Pound Falls To 37-Year Low Against Dollar

The Pound fell to a 37-year low against the dollar in light of the Russia-Ukraine war and imminent global recession.

Pound Falls To 37-Year Low Against Dollar
Pound Falls To 37-Year Low Against Dollar

In a televised address, Russia’s President, Vladimir Putin said that a decree on partial mobilisation has been signed- the first since World War 11 – while adding that he seeks to send up to 300,000 more soldiers into battle.

He also accused the West of wanting to destroy Russia, adding the country had lots of weapons to reply.

The comments rattled investors who bought the dollar, gold and bonds, all of which are seen as less risky investments, sending traders into a nervy state.

The pound briefly touched $1.13040 – its lowest level since 1985 – before regaining ground. The fall also came after UK figures showed borrowing costs hit a fresh record for August as inflation soared.

Investigations revealed that at exactly 3 pm, the pound sterling traded at N850/£1 at the parallel markets in Lagos.

Furthermore, traders who were trading in pound sterling, which has been at low levels for weeks, were also looking ahead to a widely anticipated interest rate rise by the Federal Reserve on Wednesday.

The US Central bank has already raised interest rates four times this year to battle inflation. The Bank of England (BoE) is meanwhile expected to put up interest rates again on Thursday.

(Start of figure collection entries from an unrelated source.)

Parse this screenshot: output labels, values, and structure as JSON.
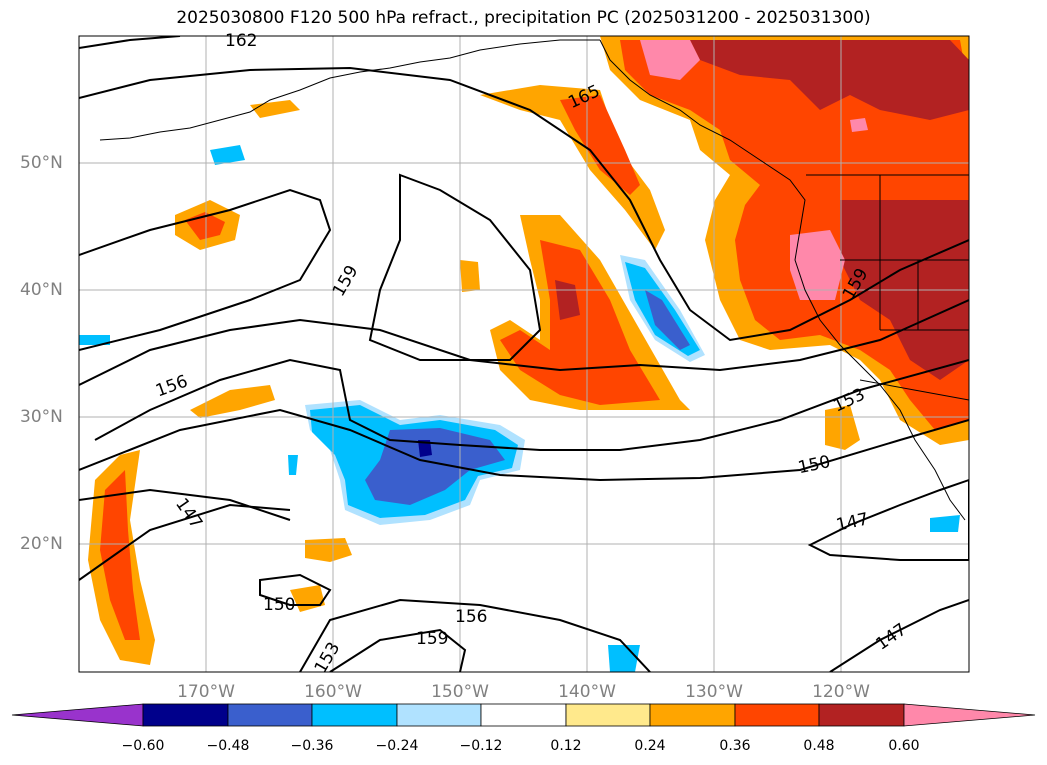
{
  "title": "2025030800 F120 500 hPa refract., precipitation PC (2025031200 - 2025031300)",
  "lat_labels": [
    "50°N",
    "40°N",
    "30°N",
    "20°N"
  ],
  "lon_labels": [
    "170°W",
    "160°W",
    "150°W",
    "140°W",
    "130°W",
    "120°W"
  ],
  "contour_labels": [
    "162",
    "165",
    "159",
    "156",
    "159",
    "153",
    "150",
    "147",
    "150",
    "153",
    "156",
    "159",
    "147",
    "147"
  ],
  "colorbar": {
    "ticks": [
      "−0.60",
      "−0.48",
      "−0.36",
      "−0.24",
      "−0.12",
      "0.12",
      "0.24",
      "0.36",
      "0.48",
      "0.60"
    ],
    "colors": [
      "#9933cc",
      "#00008b",
      "#3a5fcd",
      "#00bfff",
      "#b0e2ff",
      "#ffffff",
      "#ffe98c",
      "#ffa500",
      "#ff4500",
      "#b22222",
      "#ff88aa"
    ]
  }
}
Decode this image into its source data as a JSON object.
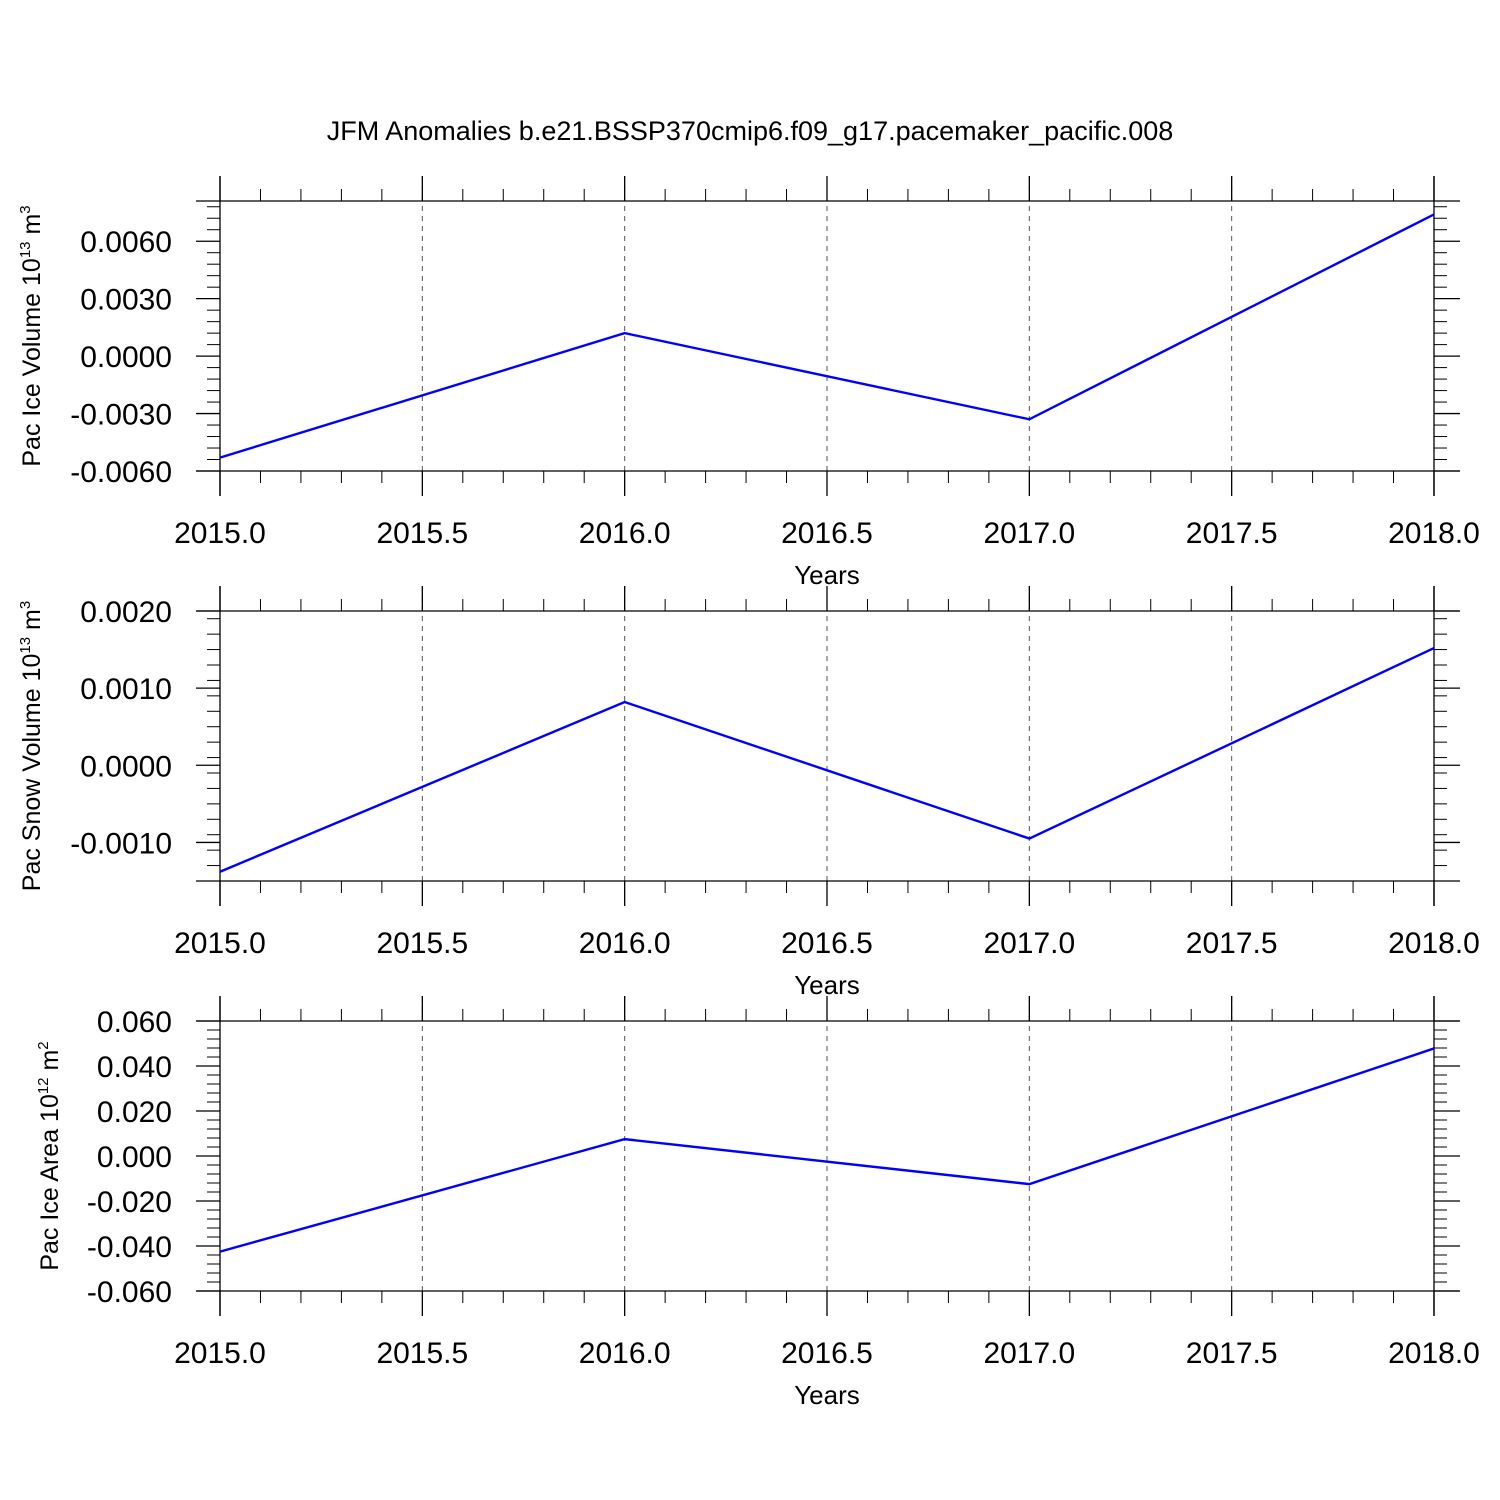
{
  "title": "JFM Anomalies b.e21.BSSP370cmip6.f09_g17.pacemaker_pacific.008",
  "chart_data": [
    {
      "type": "line",
      "ylabel": "Pac Ice Volume 10",
      "ylabel_exp": "13",
      "ylabel_unit": " m",
      "ylabel_unit_exp": "3",
      "xlabel": "Years",
      "x": [
        2015,
        2016,
        2017,
        2018
      ],
      "series": [
        {
          "values": [
            -0.0053,
            0.0012,
            -0.0033,
            0.0074
          ]
        }
      ],
      "xlim": [
        2015,
        2018
      ],
      "ylim": [
        -0.006,
        0.0081
      ],
      "xticks": [
        2015.0,
        2015.5,
        2016.0,
        2016.5,
        2017.0,
        2017.5,
        2018.0
      ],
      "xtick_labels": [
        "2015.0",
        "2015.5",
        "2016.0",
        "2016.5",
        "2017.0",
        "2017.5",
        "2018.0"
      ],
      "yticks": [
        0.006,
        0.003,
        0.0,
        -0.003,
        -0.006
      ],
      "ytick_labels": [
        "0.0060",
        "0.0030",
        "0.0000",
        "-0.0030",
        "-0.0060"
      ],
      "grid": "vertical dashed",
      "line_color": "#0000ff"
    },
    {
      "type": "line",
      "ylabel": "Pac Snow Volume 10",
      "ylabel_exp": "13",
      "ylabel_unit": " m",
      "ylabel_unit_exp": "3",
      "xlabel": "Years",
      "x": [
        2015,
        2016,
        2017,
        2018
      ],
      "series": [
        {
          "values": [
            -0.00138,
            0.00082,
            -0.00095,
            0.00152
          ]
        }
      ],
      "xlim": [
        2015,
        2018
      ],
      "ylim": [
        -0.0015,
        0.002
      ],
      "xticks": [
        2015.0,
        2015.5,
        2016.0,
        2016.5,
        2017.0,
        2017.5,
        2018.0
      ],
      "xtick_labels": [
        "2015.0",
        "2015.5",
        "2016.0",
        "2016.5",
        "2017.0",
        "2017.5",
        "2018.0"
      ],
      "yticks": [
        0.002,
        0.001,
        0.0,
        -0.001
      ],
      "ytick_labels": [
        "0.0020",
        "0.0010",
        "0.0000",
        "-0.0010"
      ],
      "grid": "vertical dashed",
      "line_color": "#0000ff"
    },
    {
      "type": "line",
      "ylabel": "Pac Ice Area 10",
      "ylabel_exp": "12",
      "ylabel_unit": " m",
      "ylabel_unit_exp": "2",
      "xlabel": "Years",
      "x": [
        2015,
        2016,
        2017,
        2018
      ],
      "series": [
        {
          "values": [
            -0.0425,
            0.0075,
            -0.0125,
            0.0478
          ]
        }
      ],
      "xlim": [
        2015,
        2018
      ],
      "ylim": [
        -0.06,
        0.06
      ],
      "xticks": [
        2015.0,
        2015.5,
        2016.0,
        2016.5,
        2017.0,
        2017.5,
        2018.0
      ],
      "xtick_labels": [
        "2015.0",
        "2015.5",
        "2016.0",
        "2016.5",
        "2017.0",
        "2017.5",
        "2018.0"
      ],
      "yticks": [
        0.06,
        0.04,
        0.02,
        0.0,
        -0.02,
        -0.04,
        -0.06
      ],
      "ytick_labels": [
        "0.060",
        "0.040",
        "0.020",
        "0.000",
        "-0.020",
        "-0.040",
        "-0.060"
      ],
      "grid": "vertical dashed",
      "line_color": "#0000ff"
    }
  ]
}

Analysts who spoke to Daily Sun said that following the development, the Monetary Policy Committee (MPC) of the Central Bank of Nigeria (CBN) would at least increase the Monetary Policy Rate (MPR) by at least 50 basis points given the continued hawkish rendition of global central banks amid a comfortable level of domestic growth and persistent inflationary pressures.

“When the Committee meets on the 26th and 27th of September 2022, we expect it to assess the domestic and global economic environment, specifically the key economic and financial indicators since its last policy meeting.

In our opinion, the Q2 2022 growth print (+3.54 per cent y/y) suggests the Committee could become cautiously comfortable with the growth levels, giving it a much-needed reason to maintain its fight against the stubbornly-high inflationary pressures, more so than a sustained negative real interest rate could dampen domestic investments and undermine the stability of the local currency.

Moreover, the more hawkish rendition from global central banks also supports the Committee towing the same path to reduce external pressures. Thus, we think further tightening is necessary to anchor inflation expectations”, analysts at Cordros Research said.